Each time a government body wants to procure a big piece of technology, it should allocate a small percentage of the budget to run a side-by-side “competition” to encourage people to form startups to “win the prize”.

Imagine if the digital health system had allocated $5 million to for five prizes that were awarded, after 12 months, to five Australian based startup teams that had each built a component?

I’m willing to bet this would work very well to drive innovation. I’d quit my job to work on a challenge like that. (If I wasn’t already doing it!) This might even be a world first if our government chose to go down this path.

4. Provide incentives for early stage capital investment

Right now capital gains tax (CGT) makes it very expensive to invest in startups, unless you’re a fund and have one of the (soon to be decommissioned Pooled Development Funds) or, are one of the few capitalised ESVCLP funds.

All we’re talking about giving successful people the tax incentive to throw a cheeky $50,000 at a startup.

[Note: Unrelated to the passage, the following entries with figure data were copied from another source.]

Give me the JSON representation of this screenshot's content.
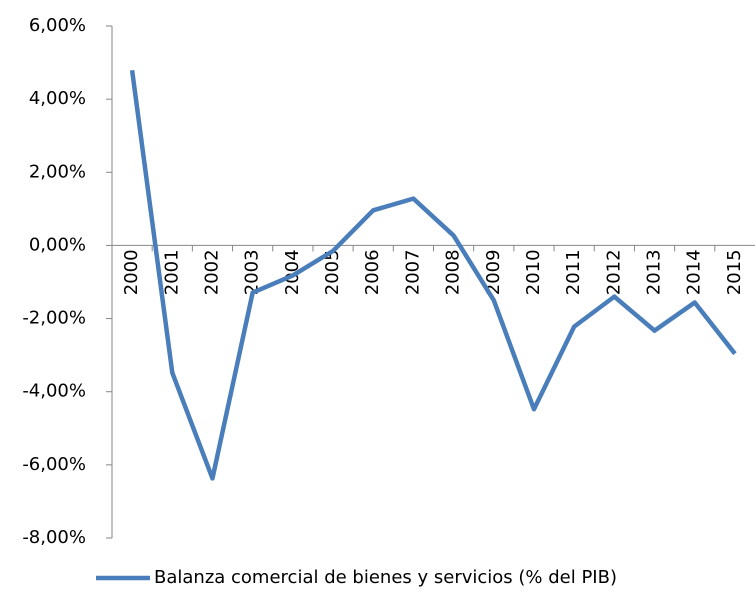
{
  "chart_data": {
    "type": "line",
    "categories": [
      "2000",
      "2001",
      "2002",
      "2003",
      "2004",
      "2005",
      "2006",
      "2007",
      "2008",
      "2009",
      "2010",
      "2011",
      "2012",
      "2013",
      "2014",
      "2015"
    ],
    "series": [
      {
        "name": "Balanza comercial de bienes y servicios (% del PIB)",
        "color": "#4a7ebb",
        "values": [
          4.79,
          -3.48,
          -6.37,
          -1.29,
          -0.82,
          -0.15,
          0.96,
          1.28,
          0.27,
          -1.5,
          -4.48,
          -2.22,
          -1.4,
          -2.33,
          -1.56,
          -2.96
        ]
      }
    ],
    "ylim": [
      -8,
      6
    ],
    "yticks": [
      {
        "value": -8,
        "label": "-8,00%"
      },
      {
        "value": -6,
        "label": "-6,00%"
      },
      {
        "value": -4,
        "label": "-4,00%"
      },
      {
        "value": -2,
        "label": "-2,00%"
      },
      {
        "value": 0,
        "label": "0,00%"
      },
      {
        "value": 2,
        "label": "2,00%"
      },
      {
        "value": 4,
        "label": "4,00%"
      },
      {
        "value": 6,
        "label": "6,00%"
      }
    ],
    "legend": "bottom"
  }
}
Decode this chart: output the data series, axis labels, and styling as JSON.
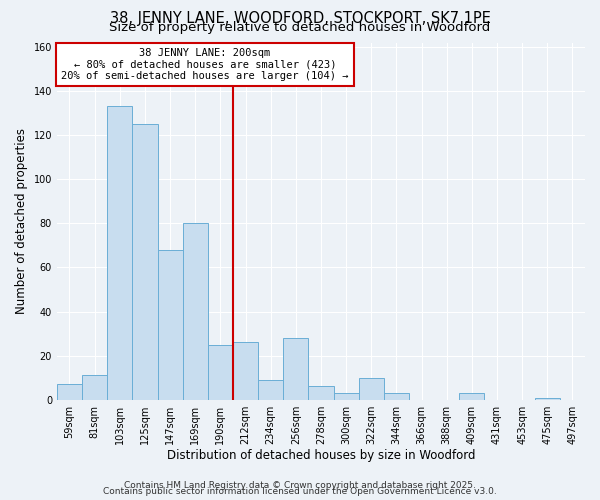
{
  "title": "38, JENNY LANE, WOODFORD, STOCKPORT, SK7 1PE",
  "subtitle": "Size of property relative to detached houses in Woodford",
  "xlabel": "Distribution of detached houses by size in Woodford",
  "ylabel": "Number of detached properties",
  "categories": [
    "59sqm",
    "81sqm",
    "103sqm",
    "125sqm",
    "147sqm",
    "169sqm",
    "190sqm",
    "212sqm",
    "234sqm",
    "256sqm",
    "278sqm",
    "300sqm",
    "322sqm",
    "344sqm",
    "366sqm",
    "388sqm",
    "409sqm",
    "431sqm",
    "453sqm",
    "475sqm",
    "497sqm"
  ],
  "values": [
    7,
    11,
    133,
    125,
    68,
    80,
    25,
    26,
    9,
    28,
    6,
    3,
    10,
    3,
    0,
    0,
    3,
    0,
    0,
    1,
    0
  ],
  "bar_color": "#c8ddef",
  "bar_edge_color": "#6aaed6",
  "vline_color": "#cc0000",
  "annotation_title": "38 JENNY LANE: 200sqm",
  "annotation_line1": "← 80% of detached houses are smaller (423)",
  "annotation_line2": "20% of semi-detached houses are larger (104) →",
  "annotation_box_color": "#ffffff",
  "annotation_box_edge_color": "#cc0000",
  "ylim": [
    0,
    162
  ],
  "yticks": [
    0,
    20,
    40,
    60,
    80,
    100,
    120,
    140,
    160
  ],
  "footer1": "Contains HM Land Registry data © Crown copyright and database right 2025.",
  "footer2": "Contains public sector information licensed under the Open Government Licence v3.0.",
  "background_color": "#edf2f7",
  "grid_color": "#ffffff",
  "title_fontsize": 10.5,
  "subtitle_fontsize": 9.5,
  "axis_label_fontsize": 8.5,
  "tick_fontsize": 7,
  "annotation_fontsize": 7.5,
  "footer_fontsize": 6.5
}
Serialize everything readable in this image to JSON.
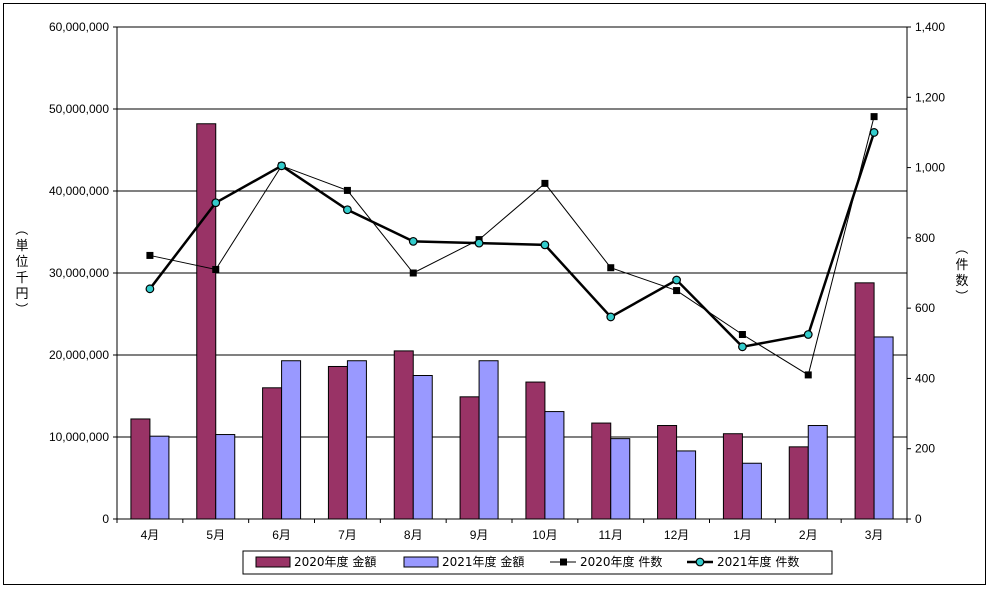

It’s not a revolution we’re asking for here! So, the government should consider a CGT exception on early stage capital investment. It’s a simple as that.

5. Challenge the culture of failing and celebrate our wins

Australia does an awesome job at celebrating our sporting heroes but, we don’t do a very good job at celebrating our startup heroes.

We also don’t like failure very well, which is a systemic cultural issue that we need to overcome.

As a country and a community of startups, we need to celebrate having a go. And if the startup doesn’t succeed, we need to learn from that, but still celebrate that someone gave it a go.

Startups and entrepreneurship needs to be celebrated at all levels.

Sebastien Eckersley-Maslin is the CEO of BlueChilli.